On the interaction of caffeine with nucleic acids. III. 1H NMR studies of caffeine--5'-adenosine monophosphate and caffeine-poly(riboadenylate) interactions.

1) The self-association of both caffeine (Cf) and 5'-adenosine monophosphate (AMP) in aqueous solution has been reinvestigated by 1H NMR. The self-association process is characterized by an isodesmic model. The apparent self-association constants of the vertical stacking process are KCf = (10.6 +/- 1.0) M-1 and KAMP = (1.67 +/- 0.17) M-1. The arrangement of the monomeric units in the stacked aggregates is discussed in terms of isoshielding curves theoretically calculated by Giessner-Prettre and Pullman. Models are proposed which are consistent with these and further previous NMR data. 2) The interaction of Cf and AMP has been studied by 1H NMR. The apparent association constant of the complex Cf-AMP is KC-A = (7.3 +/- 1.2) M-1. Two models of the mutual arrangement of AMP and Cf in the complex are proposed on the basis of the calculated isoshielding curves considering both ring current and local atomic diamagnetic anisotropy effects. 3) The interaction of Cf and poly(riboadenylate), (rA)n, is indicated by a downfield shift of the H-8 line but an upfield shifts of the H-2 line in the 1H NMR spectra of (rA)n.
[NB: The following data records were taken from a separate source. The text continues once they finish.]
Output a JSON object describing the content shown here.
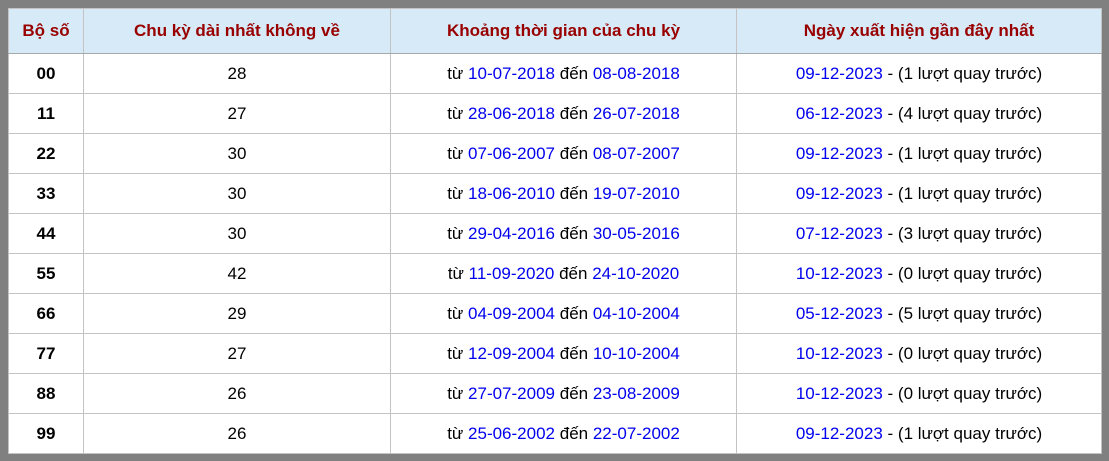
{
  "colors": {
    "frame": "#808080",
    "header_bg": "#d6ebf7",
    "header_text": "#990000",
    "link_blue": "#0000ee",
    "grid_line": "#c3c3c3",
    "body_text": "#000000"
  },
  "labels": {
    "from": "từ",
    "to": "đến"
  },
  "table": {
    "columns": [
      {
        "label": "Bộ số"
      },
      {
        "label": "Chu kỳ dài nhất không về"
      },
      {
        "label": "Khoảng thời gian của chu kỳ"
      },
      {
        "label": "Ngày xuất hiện gần đây nhất"
      }
    ],
    "rows": [
      {
        "pair": "00",
        "cycle": "28",
        "from_date": "10-07-2018",
        "to_date": "08-08-2018",
        "last_date": "09-12-2023",
        "last_note": "- (1 lượt quay trước)"
      },
      {
        "pair": "11",
        "cycle": "27",
        "from_date": "28-06-2018",
        "to_date": "26-07-2018",
        "last_date": "06-12-2023",
        "last_note": "- (4 lượt quay trước)"
      },
      {
        "pair": "22",
        "cycle": "30",
        "from_date": "07-06-2007",
        "to_date": "08-07-2007",
        "last_date": "09-12-2023",
        "last_note": "- (1 lượt quay trước)"
      },
      {
        "pair": "33",
        "cycle": "30",
        "from_date": "18-06-2010",
        "to_date": "19-07-2010",
        "last_date": "09-12-2023",
        "last_note": "- (1 lượt quay trước)"
      },
      {
        "pair": "44",
        "cycle": "30",
        "from_date": "29-04-2016",
        "to_date": "30-05-2016",
        "last_date": "07-12-2023",
        "last_note": "- (3 lượt quay trước)"
      },
      {
        "pair": "55",
        "cycle": "42",
        "from_date": "11-09-2020",
        "to_date": "24-10-2020",
        "last_date": "10-12-2023",
        "last_note": "- (0 lượt quay trước)"
      },
      {
        "pair": "66",
        "cycle": "29",
        "from_date": "04-09-2004",
        "to_date": "04-10-2004",
        "last_date": "05-12-2023",
        "last_note": "- (5 lượt quay trước)"
      },
      {
        "pair": "77",
        "cycle": "27",
        "from_date": "12-09-2004",
        "to_date": "10-10-2004",
        "last_date": "10-12-2023",
        "last_note": "- (0 lượt quay trước)"
      },
      {
        "pair": "88",
        "cycle": "26",
        "from_date": "27-07-2009",
        "to_date": "23-08-2009",
        "last_date": "10-12-2023",
        "last_note": "- (0 lượt quay trước)"
      },
      {
        "pair": "99",
        "cycle": "26",
        "from_date": "25-06-2002",
        "to_date": "22-07-2002",
        "last_date": "09-12-2023",
        "last_note": "- (1 lượt quay trước)"
      }
    ]
  }
}
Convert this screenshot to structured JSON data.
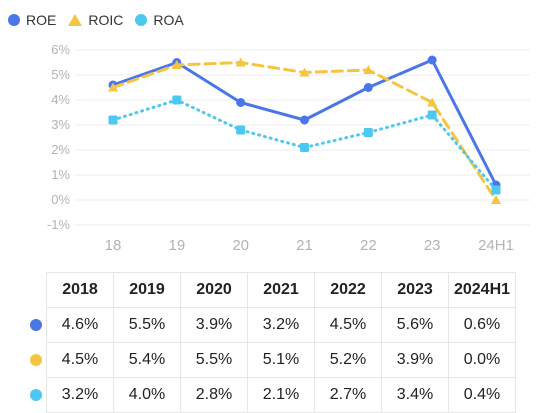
{
  "legend": [
    {
      "name": "ROE",
      "color": "#4a76e8",
      "marker": "circle"
    },
    {
      "name": "ROIC",
      "color": "#f4c542",
      "marker": "triangle"
    },
    {
      "name": "ROA",
      "color": "#4dc8f0",
      "marker": "circle"
    }
  ],
  "chart_data": {
    "type": "line",
    "title": "",
    "xlabel": "",
    "ylabel": "",
    "ylim": [
      -1,
      6
    ],
    "y_ticks": [
      "6%",
      "5%",
      "4%",
      "3%",
      "2%",
      "1%",
      "0%",
      "-1%"
    ],
    "categories": [
      "18",
      "19",
      "20",
      "21",
      "22",
      "23",
      "24H1"
    ],
    "grid": true,
    "legend_position": "top-left",
    "series": [
      {
        "name": "ROE",
        "color": "#4a76e8",
        "style": "solid",
        "marker": "circle",
        "values": [
          4.6,
          5.5,
          3.9,
          3.2,
          4.5,
          5.6,
          0.6
        ]
      },
      {
        "name": "ROIC",
        "color": "#f4c542",
        "style": "dashed",
        "marker": "triangle",
        "values": [
          4.5,
          5.4,
          5.5,
          5.1,
          5.2,
          3.9,
          0.0
        ]
      },
      {
        "name": "ROA",
        "color": "#4dc8f0",
        "style": "dotted",
        "marker": "square",
        "values": [
          3.2,
          4.0,
          2.8,
          2.1,
          2.7,
          3.4,
          0.4
        ]
      }
    ]
  },
  "table": {
    "headers": [
      "2018",
      "2019",
      "2020",
      "2021",
      "2022",
      "2023",
      "2024H1"
    ],
    "rows": [
      {
        "color": "#4a76e8",
        "values": [
          "4.6%",
          "5.5%",
          "3.9%",
          "3.2%",
          "4.5%",
          "5.6%",
          "0.6%"
        ]
      },
      {
        "color": "#f4c542",
        "values": [
          "4.5%",
          "5.4%",
          "5.5%",
          "5.1%",
          "5.2%",
          "3.9%",
          "0.0%"
        ]
      },
      {
        "color": "#4dc8f0",
        "values": [
          "3.2%",
          "4.0%",
          "2.8%",
          "2.1%",
          "2.7%",
          "3.4%",
          "0.4%"
        ]
      }
    ]
  }
}
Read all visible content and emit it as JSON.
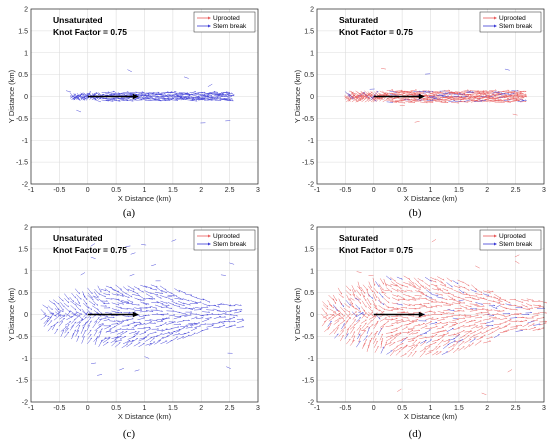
{
  "chart_data": [
    {
      "type": "quiver",
      "panel_label": "(a)",
      "title_lines": [
        "Unsaturated",
        "Knot Factor = 0.75"
      ],
      "xlabel": "X Distance (km)",
      "ylabel": "Y Distance (km)",
      "xlim": [
        -1,
        3
      ],
      "ylim": [
        -2,
        2
      ],
      "xticks": [
        "-1",
        "-0.5",
        "0",
        "0.5",
        "1",
        "1.5",
        "2",
        "2.5",
        "3"
      ],
      "yticks": [
        "-2",
        "-1.5",
        "-1",
        "-0.5",
        "0",
        "0.5",
        "1",
        "1.5",
        "2"
      ],
      "grid": true,
      "legend": {
        "location": "top-right",
        "entries": [
          {
            "name": "Uprooted",
            "color": "#e85a5a"
          },
          {
            "name": "Stem break",
            "color": "#3b3bd6"
          }
        ]
      },
      "track": {
        "x_start": 0,
        "x_end": 0.9,
        "y": 0
      },
      "field": {
        "x_range": [
          -0.3,
          2.5
        ],
        "y_half_width": 0.08,
        "uprooted_fraction": 0.0
      }
    },
    {
      "type": "quiver",
      "panel_label": "(b)",
      "title_lines": [
        "Saturated",
        "Knot Factor = 0.75"
      ],
      "xlabel": "X Distance (km)",
      "ylabel": "Y Distance (km)",
      "xlim": [
        -1,
        3
      ],
      "ylim": [
        -2,
        2
      ],
      "xticks": [
        "-1",
        "-0.5",
        "0",
        "0.5",
        "1",
        "1.5",
        "2",
        "2.5",
        "3"
      ],
      "yticks": [
        "-2",
        "-1.5",
        "-1",
        "-0.5",
        "0",
        "0.5",
        "1",
        "1.5",
        "2"
      ],
      "grid": true,
      "legend": {
        "location": "top-right",
        "entries": [
          {
            "name": "Uprooted",
            "color": "#e85a5a"
          },
          {
            "name": "Stem break",
            "color": "#3b3bd6"
          }
        ]
      },
      "track": {
        "x_start": 0,
        "x_end": 0.9,
        "y": 0
      },
      "field": {
        "x_range": [
          -0.5,
          2.6
        ],
        "y_half_width": 0.12,
        "uprooted_fraction": 0.85
      }
    },
    {
      "type": "quiver",
      "panel_label": "(c)",
      "title_lines": [
        "Unsaturated",
        "Knot Factor = 0.75"
      ],
      "xlabel": "X Distance (km)",
      "ylabel": "Y Distance (km)",
      "xlim": [
        -1,
        3
      ],
      "ylim": [
        -2,
        2
      ],
      "xticks": [
        "-1",
        "-0.5",
        "0",
        "0.5",
        "1",
        "1.5",
        "2",
        "2.5",
        "3"
      ],
      "yticks": [
        "-2",
        "-1.5",
        "-1",
        "-0.5",
        "0",
        "0.5",
        "1",
        "1.5",
        "2"
      ],
      "grid": true,
      "legend": {
        "location": "top-right",
        "entries": [
          {
            "name": "Uprooted",
            "color": "#e85a5a"
          },
          {
            "name": "Stem break",
            "color": "#3b3bd6"
          }
        ]
      },
      "track": {
        "x_start": 0,
        "x_end": 0.9,
        "y": 0
      },
      "field": {
        "x_range": [
          -0.8,
          2.7
        ],
        "y_half_width": 0.75,
        "uprooted_fraction": 0.0
      }
    },
    {
      "type": "quiver",
      "panel_label": "(d)",
      "title_lines": [
        "Saturated",
        "Knot Factor = 0.75"
      ],
      "xlabel": "X Distance (km)",
      "ylabel": "Y Distance (km)",
      "xlim": [
        -1,
        3
      ],
      "ylim": [
        -2,
        2
      ],
      "xticks": [
        "-1",
        "-0.5",
        "0",
        "0.5",
        "1",
        "1.5",
        "2",
        "2.5",
        "3"
      ],
      "yticks": [
        "-2",
        "-1.5",
        "-1",
        "-0.5",
        "0",
        "0.5",
        "1",
        "1.5",
        "2"
      ],
      "grid": true,
      "legend": {
        "location": "top-right",
        "entries": [
          {
            "name": "Uprooted",
            "color": "#e85a5a"
          },
          {
            "name": "Stem break",
            "color": "#3b3bd6"
          }
        ]
      },
      "track": {
        "x_start": 0,
        "x_end": 0.9,
        "y": 0
      },
      "field": {
        "x_range": [
          -0.9,
          2.95
        ],
        "y_half_width": 0.95,
        "uprooted_fraction": 0.85
      }
    }
  ]
}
The concentration dependence of the 1H NMR shifts of both Cf and (rA)n can be explained by the existence of two binding mechanisms. We suggest (i) partial insertion of Cf between adjacent base residues of ordered single-stranded regions of (rA)n and (ii) outside binding of Cf in form of monomeric Cf as well as of self-associated aggregates. The complex geometry of insertion proposed on the basis of the calculated isoshielding curves is characterized by a stronger overlapping of the Cf ring and the H-2 proton of (rA)n as compared to the H-8 proton.